Article 47
Création Convention collective nationale 1950-04-30 en vigueur le 1er mai 1950
Pour tout film de fiction d'un métrage supérieur à 1 800 mètres, l'équipe minimum sera composée comme suit : 1 réalisateur de film ; 1 directeur de production ; 1 premier assistant réalisateur ; 1 script-girl ; 1 directeur de la photographie ; 1 cameraman ; 1 premier assistant opérateur adjoint ; 1 deuxième assistant opérateur adjoint ; 1 photographe ; 1 architecte décorateur chef ; 1 architecte décorateur adjoint ; 1 assistant décorateur ; 1 ensemblier (s'il y a lieu suivant scénario et après avis du décorateur chef) ; 1 tapissier décorateur (s'il y a lieu suivant scénario et après avis du décorateur chef) ; 1 chef opérateur du son (si indépendants) ; 2 assistants du son (si indépendants) ; 1 régisseur général ; 1 secrétaire de production ; 1 régisseur adjoint (s'il y a lieu) ; 1 régisseur d'extérieurs ; 1 accessoiriste de plateau ; 1 accessoiriste de décor (s'il y a lieu suivant scénario et après avis du décorateur chef) ; 1 créateur de costumes (s'il y a lieu suivant scénario et après avis du réalisateur) ; 1 chef costumier (s'il y a lieu suivant scénario et après avis du réalisateur) ; 1 habilleuse ; 1 chef maquilleur ; 1 maquilleur adjoint (s'il y a lieu) ; 1 coiffeur perruquier (s'il y a lieu suivant scénario et après avis du réalisateur) ; 1 chef monteur ; 1 monteur adjoint.
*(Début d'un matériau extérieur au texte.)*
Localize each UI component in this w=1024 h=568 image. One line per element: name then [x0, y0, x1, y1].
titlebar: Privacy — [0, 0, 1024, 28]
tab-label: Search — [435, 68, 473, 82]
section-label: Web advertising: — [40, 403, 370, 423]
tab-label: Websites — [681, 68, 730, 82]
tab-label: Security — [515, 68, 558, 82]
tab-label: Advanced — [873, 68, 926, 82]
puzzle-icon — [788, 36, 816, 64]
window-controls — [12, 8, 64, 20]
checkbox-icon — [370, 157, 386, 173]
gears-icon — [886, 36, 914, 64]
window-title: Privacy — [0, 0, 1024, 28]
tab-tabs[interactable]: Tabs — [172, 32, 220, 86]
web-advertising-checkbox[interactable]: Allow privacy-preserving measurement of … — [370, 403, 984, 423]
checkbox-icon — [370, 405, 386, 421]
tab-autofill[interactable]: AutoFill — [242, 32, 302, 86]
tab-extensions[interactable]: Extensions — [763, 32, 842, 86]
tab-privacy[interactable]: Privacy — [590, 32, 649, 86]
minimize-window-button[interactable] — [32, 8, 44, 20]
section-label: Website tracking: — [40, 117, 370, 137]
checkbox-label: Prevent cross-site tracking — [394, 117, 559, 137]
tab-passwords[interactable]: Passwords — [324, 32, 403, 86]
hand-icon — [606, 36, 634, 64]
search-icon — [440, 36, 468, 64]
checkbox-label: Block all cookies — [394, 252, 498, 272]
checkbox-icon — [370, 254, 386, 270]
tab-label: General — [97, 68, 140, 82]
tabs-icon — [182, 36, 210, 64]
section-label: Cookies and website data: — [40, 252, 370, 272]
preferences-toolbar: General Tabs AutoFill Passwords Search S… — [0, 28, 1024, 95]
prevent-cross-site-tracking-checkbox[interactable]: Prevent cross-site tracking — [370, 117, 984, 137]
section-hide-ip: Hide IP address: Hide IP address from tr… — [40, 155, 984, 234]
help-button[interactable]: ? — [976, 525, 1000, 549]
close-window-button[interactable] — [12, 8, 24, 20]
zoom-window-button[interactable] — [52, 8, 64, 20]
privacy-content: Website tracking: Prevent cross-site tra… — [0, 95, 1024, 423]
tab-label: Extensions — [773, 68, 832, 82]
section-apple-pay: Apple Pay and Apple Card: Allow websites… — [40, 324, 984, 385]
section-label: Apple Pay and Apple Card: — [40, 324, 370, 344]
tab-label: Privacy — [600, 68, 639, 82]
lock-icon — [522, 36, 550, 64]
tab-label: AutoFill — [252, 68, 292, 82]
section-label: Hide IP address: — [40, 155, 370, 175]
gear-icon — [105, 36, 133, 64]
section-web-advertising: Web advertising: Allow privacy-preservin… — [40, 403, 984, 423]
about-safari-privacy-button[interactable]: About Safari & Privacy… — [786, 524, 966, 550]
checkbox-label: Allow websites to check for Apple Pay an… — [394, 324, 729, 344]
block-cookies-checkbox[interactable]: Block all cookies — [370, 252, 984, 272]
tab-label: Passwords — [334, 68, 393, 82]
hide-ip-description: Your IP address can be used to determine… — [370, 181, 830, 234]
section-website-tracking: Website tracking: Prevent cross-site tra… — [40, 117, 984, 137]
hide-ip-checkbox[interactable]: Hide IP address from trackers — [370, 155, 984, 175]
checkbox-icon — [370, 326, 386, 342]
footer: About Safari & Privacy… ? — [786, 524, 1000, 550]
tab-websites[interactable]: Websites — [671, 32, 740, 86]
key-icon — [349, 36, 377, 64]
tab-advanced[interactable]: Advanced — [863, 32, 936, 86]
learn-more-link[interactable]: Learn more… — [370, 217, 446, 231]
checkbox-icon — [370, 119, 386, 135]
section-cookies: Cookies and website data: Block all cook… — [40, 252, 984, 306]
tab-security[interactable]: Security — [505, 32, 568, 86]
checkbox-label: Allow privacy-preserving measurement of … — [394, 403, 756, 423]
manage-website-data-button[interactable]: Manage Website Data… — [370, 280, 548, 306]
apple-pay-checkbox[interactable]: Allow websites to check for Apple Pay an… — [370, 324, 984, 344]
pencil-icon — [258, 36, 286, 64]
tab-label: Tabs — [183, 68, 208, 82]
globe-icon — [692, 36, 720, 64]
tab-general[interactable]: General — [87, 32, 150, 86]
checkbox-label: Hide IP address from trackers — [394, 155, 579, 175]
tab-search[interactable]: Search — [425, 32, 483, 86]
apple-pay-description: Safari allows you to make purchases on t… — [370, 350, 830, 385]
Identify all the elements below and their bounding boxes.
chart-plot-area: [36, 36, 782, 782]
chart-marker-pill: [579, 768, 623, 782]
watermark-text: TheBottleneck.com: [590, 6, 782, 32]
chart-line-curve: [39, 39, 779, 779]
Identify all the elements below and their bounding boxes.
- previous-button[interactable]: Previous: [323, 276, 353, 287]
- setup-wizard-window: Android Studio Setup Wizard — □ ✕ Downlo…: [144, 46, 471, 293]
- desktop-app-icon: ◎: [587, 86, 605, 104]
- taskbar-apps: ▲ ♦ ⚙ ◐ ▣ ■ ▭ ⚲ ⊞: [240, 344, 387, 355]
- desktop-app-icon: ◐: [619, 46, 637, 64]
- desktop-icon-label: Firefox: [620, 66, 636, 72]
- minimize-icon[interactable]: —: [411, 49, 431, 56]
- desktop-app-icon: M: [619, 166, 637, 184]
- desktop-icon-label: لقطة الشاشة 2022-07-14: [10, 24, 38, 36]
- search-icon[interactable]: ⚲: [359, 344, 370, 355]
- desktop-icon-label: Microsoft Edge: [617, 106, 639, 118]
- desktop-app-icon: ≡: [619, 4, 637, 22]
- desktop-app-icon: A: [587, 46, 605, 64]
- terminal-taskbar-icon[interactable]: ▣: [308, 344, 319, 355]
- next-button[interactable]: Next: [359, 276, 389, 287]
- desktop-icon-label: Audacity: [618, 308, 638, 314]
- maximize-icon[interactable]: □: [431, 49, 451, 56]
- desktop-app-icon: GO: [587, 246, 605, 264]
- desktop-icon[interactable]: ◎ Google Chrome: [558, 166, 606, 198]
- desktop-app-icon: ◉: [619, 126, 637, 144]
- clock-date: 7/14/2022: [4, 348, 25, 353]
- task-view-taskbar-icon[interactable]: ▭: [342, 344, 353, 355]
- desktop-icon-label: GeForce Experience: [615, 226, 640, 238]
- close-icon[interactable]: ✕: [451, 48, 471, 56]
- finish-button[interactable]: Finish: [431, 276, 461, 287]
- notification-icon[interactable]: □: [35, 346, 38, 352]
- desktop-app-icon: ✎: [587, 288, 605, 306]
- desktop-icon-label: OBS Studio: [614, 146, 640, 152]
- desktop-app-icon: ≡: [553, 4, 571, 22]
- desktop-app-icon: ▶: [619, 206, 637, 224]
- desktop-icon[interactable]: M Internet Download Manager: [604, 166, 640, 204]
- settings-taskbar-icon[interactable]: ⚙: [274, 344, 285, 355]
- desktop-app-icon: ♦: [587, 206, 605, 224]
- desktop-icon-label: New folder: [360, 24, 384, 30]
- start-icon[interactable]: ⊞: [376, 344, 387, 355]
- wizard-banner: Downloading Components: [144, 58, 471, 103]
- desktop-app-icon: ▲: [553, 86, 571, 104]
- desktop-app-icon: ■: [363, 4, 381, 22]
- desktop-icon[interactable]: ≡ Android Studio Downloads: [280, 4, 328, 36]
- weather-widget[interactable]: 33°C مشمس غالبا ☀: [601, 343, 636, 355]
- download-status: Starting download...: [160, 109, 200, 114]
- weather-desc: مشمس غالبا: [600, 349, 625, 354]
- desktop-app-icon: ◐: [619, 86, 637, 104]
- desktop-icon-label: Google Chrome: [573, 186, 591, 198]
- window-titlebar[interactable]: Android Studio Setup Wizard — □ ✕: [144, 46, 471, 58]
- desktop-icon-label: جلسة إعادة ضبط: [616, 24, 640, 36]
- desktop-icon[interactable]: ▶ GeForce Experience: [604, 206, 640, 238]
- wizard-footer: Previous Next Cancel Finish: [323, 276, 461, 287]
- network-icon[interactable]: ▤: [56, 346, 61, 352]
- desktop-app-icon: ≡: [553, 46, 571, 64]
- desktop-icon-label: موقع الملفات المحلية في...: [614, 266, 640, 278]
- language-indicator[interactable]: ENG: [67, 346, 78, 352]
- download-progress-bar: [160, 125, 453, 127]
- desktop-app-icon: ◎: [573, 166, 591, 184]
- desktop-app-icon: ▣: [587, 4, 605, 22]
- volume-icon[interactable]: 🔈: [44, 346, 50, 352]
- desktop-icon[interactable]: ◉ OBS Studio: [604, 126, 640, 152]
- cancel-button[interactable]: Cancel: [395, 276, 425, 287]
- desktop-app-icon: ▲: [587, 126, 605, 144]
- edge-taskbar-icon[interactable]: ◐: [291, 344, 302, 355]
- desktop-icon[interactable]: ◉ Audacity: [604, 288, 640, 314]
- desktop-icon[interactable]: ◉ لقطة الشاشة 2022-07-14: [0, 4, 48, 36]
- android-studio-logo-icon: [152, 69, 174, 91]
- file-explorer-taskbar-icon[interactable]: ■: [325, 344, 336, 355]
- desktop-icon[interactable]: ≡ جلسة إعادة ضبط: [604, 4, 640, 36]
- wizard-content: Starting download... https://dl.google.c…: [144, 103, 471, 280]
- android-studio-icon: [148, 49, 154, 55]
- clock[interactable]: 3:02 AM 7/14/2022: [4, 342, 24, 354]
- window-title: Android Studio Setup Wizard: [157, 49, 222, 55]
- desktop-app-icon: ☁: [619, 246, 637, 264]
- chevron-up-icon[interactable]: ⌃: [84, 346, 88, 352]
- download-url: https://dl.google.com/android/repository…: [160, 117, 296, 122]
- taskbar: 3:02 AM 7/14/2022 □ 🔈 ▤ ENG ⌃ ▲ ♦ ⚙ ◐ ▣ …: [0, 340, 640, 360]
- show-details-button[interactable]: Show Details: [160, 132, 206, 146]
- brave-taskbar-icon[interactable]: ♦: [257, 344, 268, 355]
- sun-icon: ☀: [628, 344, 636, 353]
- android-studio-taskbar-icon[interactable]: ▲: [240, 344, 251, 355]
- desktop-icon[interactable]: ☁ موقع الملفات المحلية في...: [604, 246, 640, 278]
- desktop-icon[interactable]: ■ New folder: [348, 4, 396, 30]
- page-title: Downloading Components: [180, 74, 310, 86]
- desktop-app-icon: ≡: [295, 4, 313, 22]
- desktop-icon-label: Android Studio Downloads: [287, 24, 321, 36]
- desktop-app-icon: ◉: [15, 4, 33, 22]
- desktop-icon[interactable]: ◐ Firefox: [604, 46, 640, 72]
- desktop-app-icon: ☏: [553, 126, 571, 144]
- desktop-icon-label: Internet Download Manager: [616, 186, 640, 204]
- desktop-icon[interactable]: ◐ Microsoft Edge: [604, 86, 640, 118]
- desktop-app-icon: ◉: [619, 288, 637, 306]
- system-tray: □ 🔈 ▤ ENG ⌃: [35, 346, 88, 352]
Toutefois, cette équipe minimum pourra être modifiée en raison de la nature particulière du sujet et selon les exigences du scénario et du plan de travail, toute dérogation devant être notifiée par le producteur douze jours ouvrables avant le début prévu pour le tournage au syndicat des producteurs et étant appliquée après accord conclu entre celui-ci et le syndicat des techniciens pour le film intéressé. En outre, et dans les mêmes conditions, des modifications pourront être apportées à l'équipe minimum pour la période des extérieurs d'un film, la non-participation aux extérieurs devant être spécifiée dans les contrats des techniciens intéressés. Au cas où l'accord amiable prévu au paragraphe précédent ne pourrait être réalisé dans un délai de trois jours, le différend serait soumis à la décision d'un surarbitre. Les arbitrages seront rendus alternativement par le président du syndicat des producteurs et le président du syndicat des techniciens, dans un délai de quarante-huit heures.